New York Yankees’ Alex Rodriguez arrives at the offices of Major League Baseball, Tuesday, Oct. 1, 2013 in New York. The grievance to overturn Rodriguez’s 211-game suspension began Monday before arbitrator Fredric Horowitz. (AP Photo/David Karp)

AP

As the old saying goes: when the facts are on your side argue the facts. When the law is on your side argue the law. When neither are on your side pound your fist on the table and scream.

Or, in the case of Alex Rodriguez, just walk out. Which is what he did today after the arbitrator refused to force Bud Selig to testify. A-Rod issued a statement: “I am disgusted with this abusive process. The absurdity and injustice just became too much. I walked out and will not participate any further in this farce.”

As we noted last week, the idea of having Bud Selig testify was a crock to begin with. And thus walking out when he was not forced to testify is a crock too. This is A-Rod treating his arbitration as theater. Refusing to argue the legitimate case he has in front of him -- that MLB’s suspension of 211 games was too severe based on precedent -- and instead trying to put all of Major League Baseball on trial. That was never going to happen in this arbitration. He should have known that or should have been told that by his lawyers.

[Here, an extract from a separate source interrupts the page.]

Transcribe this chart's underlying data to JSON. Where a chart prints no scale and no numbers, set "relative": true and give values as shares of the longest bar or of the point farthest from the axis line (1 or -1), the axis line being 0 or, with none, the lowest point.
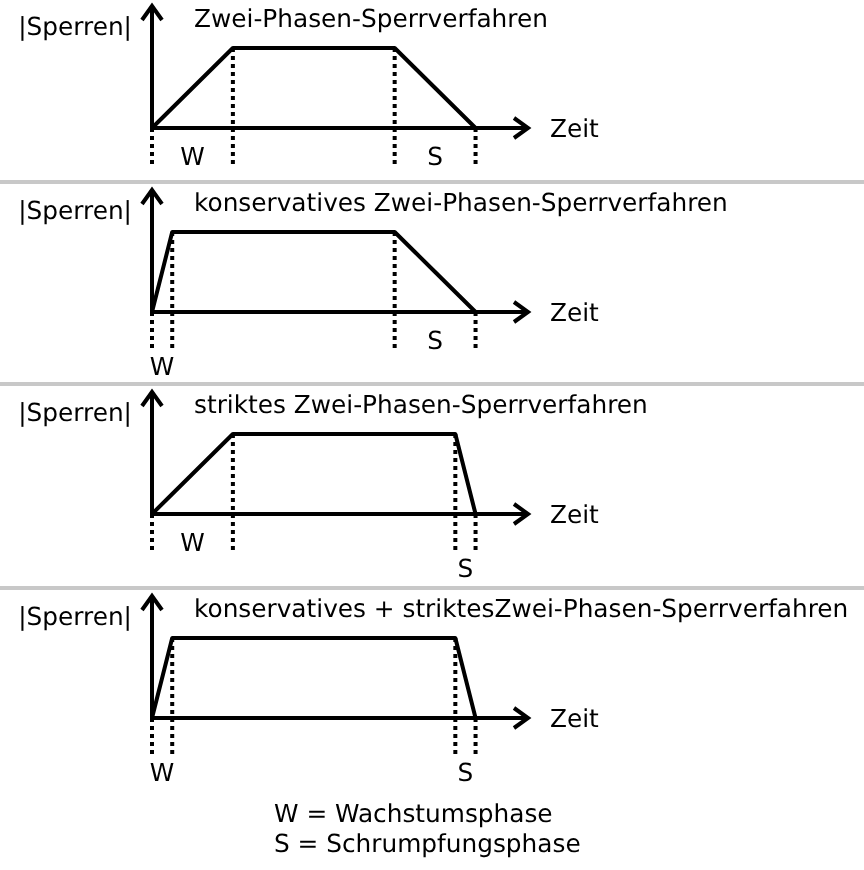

Or perhaps he was. And perhaps he didn’t care and all of this is just prologue to the fight he’d rather have in a federal courtroom as opposed to a baseball arbitration. There is no guarantee he’s going to even get that opportunity, however, so taking this stance is not bold, it’s reckless.

And if he had any shot of getting the benefit of the doubt from arbitrator Fredric Horowitz before, he can kiss that shot goodbye now.